The lawsuit, which was first reported on May 10 by NorthJersey.com, was filed by a woman identified as “Clara Doe.” Doe claimed that in 1976, she was molested numerous times in the bedroom of Archbishop Peter Leo Gerety in the church rectory. 

Doe said that Gerety befriended her family shortly after he was appointed as archbishop of Newark in 1974. She said that Gerety would bring food to her family, and would babysit her while her mother was at work.  

It was during several of those babysitting sessions, she said, that Gerety exposed himself to her, masturbated, and sexually molested her. 

The lawsuit, which was filed in March in the Essex County Superior Court, seeks $50 million in damages. 

“As a child, I misguidedly thought that God had specifically sent Archbishop Gerety to my Mom and family to rescue us and help us get food to eat.

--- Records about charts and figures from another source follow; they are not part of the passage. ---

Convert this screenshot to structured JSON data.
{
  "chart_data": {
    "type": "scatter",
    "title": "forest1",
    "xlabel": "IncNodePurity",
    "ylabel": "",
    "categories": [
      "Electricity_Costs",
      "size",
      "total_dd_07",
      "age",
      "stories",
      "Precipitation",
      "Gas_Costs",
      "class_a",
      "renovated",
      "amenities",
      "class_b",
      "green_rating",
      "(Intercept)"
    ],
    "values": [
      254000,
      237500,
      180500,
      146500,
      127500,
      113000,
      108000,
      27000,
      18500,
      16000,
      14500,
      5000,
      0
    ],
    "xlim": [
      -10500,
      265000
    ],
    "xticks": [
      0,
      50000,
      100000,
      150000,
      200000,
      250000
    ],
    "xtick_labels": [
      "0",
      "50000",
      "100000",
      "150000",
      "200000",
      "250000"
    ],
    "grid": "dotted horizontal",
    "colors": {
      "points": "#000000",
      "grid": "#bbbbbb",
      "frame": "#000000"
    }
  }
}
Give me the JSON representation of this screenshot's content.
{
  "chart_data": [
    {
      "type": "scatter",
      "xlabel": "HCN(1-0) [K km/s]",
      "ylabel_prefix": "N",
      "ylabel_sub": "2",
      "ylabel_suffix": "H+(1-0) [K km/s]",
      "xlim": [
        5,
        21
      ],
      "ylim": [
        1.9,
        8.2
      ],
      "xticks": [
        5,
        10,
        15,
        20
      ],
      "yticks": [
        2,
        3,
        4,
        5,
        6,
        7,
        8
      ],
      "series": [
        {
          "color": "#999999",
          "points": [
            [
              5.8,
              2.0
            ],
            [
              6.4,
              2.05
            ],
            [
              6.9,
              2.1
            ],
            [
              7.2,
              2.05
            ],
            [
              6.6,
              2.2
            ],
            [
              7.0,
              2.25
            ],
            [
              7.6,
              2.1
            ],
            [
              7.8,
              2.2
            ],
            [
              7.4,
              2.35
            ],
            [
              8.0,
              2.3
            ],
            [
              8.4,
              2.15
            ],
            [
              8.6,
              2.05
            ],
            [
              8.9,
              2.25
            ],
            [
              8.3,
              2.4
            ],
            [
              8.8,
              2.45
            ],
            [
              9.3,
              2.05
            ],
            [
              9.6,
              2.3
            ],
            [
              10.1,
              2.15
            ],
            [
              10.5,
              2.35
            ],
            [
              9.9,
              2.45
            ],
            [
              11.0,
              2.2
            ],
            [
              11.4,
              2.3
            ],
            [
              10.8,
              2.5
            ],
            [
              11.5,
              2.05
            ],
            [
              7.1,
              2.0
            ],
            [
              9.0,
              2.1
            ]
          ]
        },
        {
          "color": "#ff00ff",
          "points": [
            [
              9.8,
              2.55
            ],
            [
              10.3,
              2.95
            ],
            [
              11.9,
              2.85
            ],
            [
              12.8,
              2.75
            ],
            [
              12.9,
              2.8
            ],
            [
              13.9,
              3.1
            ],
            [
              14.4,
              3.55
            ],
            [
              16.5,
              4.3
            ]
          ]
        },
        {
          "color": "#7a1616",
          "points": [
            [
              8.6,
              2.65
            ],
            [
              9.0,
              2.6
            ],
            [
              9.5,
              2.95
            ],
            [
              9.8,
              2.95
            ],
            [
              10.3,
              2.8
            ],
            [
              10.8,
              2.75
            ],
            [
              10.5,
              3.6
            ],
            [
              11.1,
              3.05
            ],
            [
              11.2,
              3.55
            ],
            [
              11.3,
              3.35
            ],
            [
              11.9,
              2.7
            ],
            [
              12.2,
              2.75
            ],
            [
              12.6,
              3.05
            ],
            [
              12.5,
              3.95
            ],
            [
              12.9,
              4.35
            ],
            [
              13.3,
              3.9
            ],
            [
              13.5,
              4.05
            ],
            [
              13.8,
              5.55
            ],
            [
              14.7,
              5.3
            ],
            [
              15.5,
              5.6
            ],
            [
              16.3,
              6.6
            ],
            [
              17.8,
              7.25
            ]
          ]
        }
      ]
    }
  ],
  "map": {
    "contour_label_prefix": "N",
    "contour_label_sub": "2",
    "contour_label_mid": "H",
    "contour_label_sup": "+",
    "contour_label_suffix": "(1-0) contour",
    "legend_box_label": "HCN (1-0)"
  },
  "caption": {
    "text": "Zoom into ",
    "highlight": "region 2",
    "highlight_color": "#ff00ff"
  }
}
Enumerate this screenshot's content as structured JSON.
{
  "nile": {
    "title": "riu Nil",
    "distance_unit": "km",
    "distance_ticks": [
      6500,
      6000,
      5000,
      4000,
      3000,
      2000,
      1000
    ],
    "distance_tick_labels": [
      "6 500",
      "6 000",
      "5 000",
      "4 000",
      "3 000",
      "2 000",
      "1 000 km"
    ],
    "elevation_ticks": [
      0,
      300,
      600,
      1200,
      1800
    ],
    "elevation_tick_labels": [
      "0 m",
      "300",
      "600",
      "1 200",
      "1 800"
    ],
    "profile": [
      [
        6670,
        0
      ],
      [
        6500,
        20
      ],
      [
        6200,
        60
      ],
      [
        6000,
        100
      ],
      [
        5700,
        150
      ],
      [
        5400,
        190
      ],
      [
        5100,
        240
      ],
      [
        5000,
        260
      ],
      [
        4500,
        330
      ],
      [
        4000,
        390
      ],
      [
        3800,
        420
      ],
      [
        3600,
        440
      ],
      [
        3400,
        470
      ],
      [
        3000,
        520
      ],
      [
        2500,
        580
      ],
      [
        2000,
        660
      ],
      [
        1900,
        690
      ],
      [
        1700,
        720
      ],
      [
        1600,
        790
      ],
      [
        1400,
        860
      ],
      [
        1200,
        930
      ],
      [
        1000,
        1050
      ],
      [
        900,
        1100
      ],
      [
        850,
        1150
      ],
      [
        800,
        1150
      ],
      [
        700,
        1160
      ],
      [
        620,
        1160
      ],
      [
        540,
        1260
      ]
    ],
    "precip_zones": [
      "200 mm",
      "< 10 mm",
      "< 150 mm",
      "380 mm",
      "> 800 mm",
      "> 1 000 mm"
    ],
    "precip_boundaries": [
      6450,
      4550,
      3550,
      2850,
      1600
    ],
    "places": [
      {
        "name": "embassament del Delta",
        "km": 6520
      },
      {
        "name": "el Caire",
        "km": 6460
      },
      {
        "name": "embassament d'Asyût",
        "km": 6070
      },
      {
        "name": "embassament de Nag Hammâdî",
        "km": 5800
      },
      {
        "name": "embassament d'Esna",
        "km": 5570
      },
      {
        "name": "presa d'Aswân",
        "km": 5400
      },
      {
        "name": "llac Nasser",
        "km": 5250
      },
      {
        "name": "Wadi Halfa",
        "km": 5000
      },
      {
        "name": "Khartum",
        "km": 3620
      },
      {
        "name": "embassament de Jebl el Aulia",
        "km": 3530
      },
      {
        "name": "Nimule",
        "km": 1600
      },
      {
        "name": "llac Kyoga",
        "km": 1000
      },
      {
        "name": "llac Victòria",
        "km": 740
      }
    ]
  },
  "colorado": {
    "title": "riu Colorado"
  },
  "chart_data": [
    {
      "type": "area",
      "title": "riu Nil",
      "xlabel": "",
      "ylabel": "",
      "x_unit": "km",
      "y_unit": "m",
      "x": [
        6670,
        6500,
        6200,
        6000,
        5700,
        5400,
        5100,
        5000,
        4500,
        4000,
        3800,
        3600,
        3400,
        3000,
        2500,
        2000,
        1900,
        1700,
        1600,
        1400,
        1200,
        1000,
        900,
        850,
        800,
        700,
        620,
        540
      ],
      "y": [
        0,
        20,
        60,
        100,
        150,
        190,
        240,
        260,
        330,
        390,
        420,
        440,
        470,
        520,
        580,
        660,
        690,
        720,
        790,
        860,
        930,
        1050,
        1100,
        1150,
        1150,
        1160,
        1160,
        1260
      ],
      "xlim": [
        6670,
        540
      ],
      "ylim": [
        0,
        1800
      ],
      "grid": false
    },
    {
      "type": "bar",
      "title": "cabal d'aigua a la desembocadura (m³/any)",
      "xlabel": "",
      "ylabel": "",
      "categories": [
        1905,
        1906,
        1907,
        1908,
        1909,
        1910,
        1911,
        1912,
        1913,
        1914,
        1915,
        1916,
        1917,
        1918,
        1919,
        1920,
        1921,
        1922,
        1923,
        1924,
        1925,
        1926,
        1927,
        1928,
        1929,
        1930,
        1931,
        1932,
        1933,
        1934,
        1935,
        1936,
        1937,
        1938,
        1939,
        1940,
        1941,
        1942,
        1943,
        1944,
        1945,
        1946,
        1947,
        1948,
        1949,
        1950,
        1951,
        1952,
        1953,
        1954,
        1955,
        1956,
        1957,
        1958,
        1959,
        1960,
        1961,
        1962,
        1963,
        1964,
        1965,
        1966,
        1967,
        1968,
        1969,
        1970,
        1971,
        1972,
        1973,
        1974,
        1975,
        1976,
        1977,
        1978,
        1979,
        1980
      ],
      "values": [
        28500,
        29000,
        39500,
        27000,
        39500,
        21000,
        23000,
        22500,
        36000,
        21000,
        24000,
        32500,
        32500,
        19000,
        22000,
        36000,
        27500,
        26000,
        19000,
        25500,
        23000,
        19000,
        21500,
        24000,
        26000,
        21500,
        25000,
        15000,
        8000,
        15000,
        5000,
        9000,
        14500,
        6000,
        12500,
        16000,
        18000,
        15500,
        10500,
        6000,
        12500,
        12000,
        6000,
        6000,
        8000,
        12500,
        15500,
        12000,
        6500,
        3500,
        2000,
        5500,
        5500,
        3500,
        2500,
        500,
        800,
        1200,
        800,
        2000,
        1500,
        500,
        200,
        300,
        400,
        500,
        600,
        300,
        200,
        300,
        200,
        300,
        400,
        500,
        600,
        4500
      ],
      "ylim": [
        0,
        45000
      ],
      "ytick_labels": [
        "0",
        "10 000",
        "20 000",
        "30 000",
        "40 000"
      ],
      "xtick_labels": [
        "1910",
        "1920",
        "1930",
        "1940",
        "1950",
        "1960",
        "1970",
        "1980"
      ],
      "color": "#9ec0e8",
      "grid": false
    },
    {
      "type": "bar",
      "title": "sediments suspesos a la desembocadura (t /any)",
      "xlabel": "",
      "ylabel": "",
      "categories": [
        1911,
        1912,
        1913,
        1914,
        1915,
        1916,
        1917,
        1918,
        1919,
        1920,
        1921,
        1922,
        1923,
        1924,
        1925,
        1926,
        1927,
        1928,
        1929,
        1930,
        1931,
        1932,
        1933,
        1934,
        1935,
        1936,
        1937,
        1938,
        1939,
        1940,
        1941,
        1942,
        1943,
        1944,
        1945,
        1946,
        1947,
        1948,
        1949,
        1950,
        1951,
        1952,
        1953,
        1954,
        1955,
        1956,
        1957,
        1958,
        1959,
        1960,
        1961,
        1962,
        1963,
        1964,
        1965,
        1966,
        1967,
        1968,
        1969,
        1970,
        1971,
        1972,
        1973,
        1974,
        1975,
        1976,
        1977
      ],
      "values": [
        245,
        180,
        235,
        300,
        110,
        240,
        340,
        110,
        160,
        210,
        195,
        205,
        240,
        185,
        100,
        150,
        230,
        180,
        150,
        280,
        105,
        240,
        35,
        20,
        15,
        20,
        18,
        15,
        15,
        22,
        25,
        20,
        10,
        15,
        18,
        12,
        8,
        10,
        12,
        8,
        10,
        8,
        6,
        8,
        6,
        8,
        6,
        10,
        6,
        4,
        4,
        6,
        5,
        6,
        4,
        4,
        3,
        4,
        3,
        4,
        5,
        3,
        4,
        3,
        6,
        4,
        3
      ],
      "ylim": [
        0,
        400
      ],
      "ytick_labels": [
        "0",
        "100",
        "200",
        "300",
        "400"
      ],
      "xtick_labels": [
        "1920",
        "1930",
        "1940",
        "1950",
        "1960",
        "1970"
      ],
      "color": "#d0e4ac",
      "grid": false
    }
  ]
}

I felt I had no option other than to do as Archbishop Gerety instructed,” Doe said in a signed affidavit. 

A spokesperson for the Archdiocese of Newark told CNA on Wednesday, “It would be inappropriate to discuss or comment on matters in litigation, but it is important to note that the Archdiocese of Newark remains fully committed to transparency and to our long-standing programs to protect the faithful and will continue to work with victims, their legal representatives and law enforcement authorities in an ongoing effort to resolve allegations and bring closure to victims.”

Doe said that she told her sister about the alleged abuse eight years later, when she was 13 years old. 

Last year, Doe said she brought her accusation to the New Jersey Independent Victims Compensation Program, which she claimed did not find any evidence to corroborate or verify her claims. She claimed that the program offered her a $5,000 settlement, which she rejected. 

The states’ Catholic dioceses created the program in 2019 for survivors who suffered sex abuse by clerics when they were minors. The program, advertised as an alternative to litigation, evaluates survivors’ claims and offers them a settlement.

Doe said that as a result of the alleged abuse, she has suffered from depression and has difficulty with relationships. 

Gerety died in 2016 at the age of 104; at the time of his death, he was the oldest Catholic bishop in the world. 

Prior to the current lawsuit, he had not been named by dioceses as a priest “credibly accused” of abuse, although he was named in lawsuits alleging that he covered up clerical sex abuse or did not properly handle abuse accusations against priests in his diocese, according to NJ.com. 

The Diocese of Portland in Maine, where Gerety served as bishop for five years prior to his installation in Newark, told CNA that “there have been no complaints or allegations involving Bishop Gerety ever received in the diocese.” 

“As always, Bishop [Robert] Deeley encourages anyone who may have information about any case of sexual abuse of a minor by a Church representative to contact civil authorities” as well as the diocese, said a spokesperson for the Portland diocese. 

In 2019, New Jersey created a temporary two-year window for new lawsuits against individual perpetrators of child sex abuse, or against organizations that facilitated or covered up sex abuse, regardless of any statute of limitations. The deadline for these claims to be filed is Nov. 30, 2021. 

Gerety, born in 1912, worked for the U.S. Department of Agriculture and the New Jersey Transportation Department before entering St. Thomas Seminary in Bloomfield, Connecticut. He was ordained a priest in 1939 for the Archdiocese of Hartford, and served there for 27 years. 

Gerety was actively involved in the civil rights movement, taking part in the 1963 March on Washington led by Rev. Martin Luther King, Jr., founding the New Haven chapter of the Urban League. He was named a Monsignor by Pope St. Paul VI in 1963, before being appointed the coadjutor bishop of Portland, Maine, in 1966, and the bishop of Portland in 1969. 

In 1974, he was installed as archbishop of Newark. 

Gerety’s successor in Newark was Theodore McCarrick, who was eventually laicized in 2019 after a Vatican administrative penal process found him guilty of “solicitation in the Sacrament of Confession, and sins against the Sixth Commandment with minors and with adults, with the aggravating factor of the abuse of power.”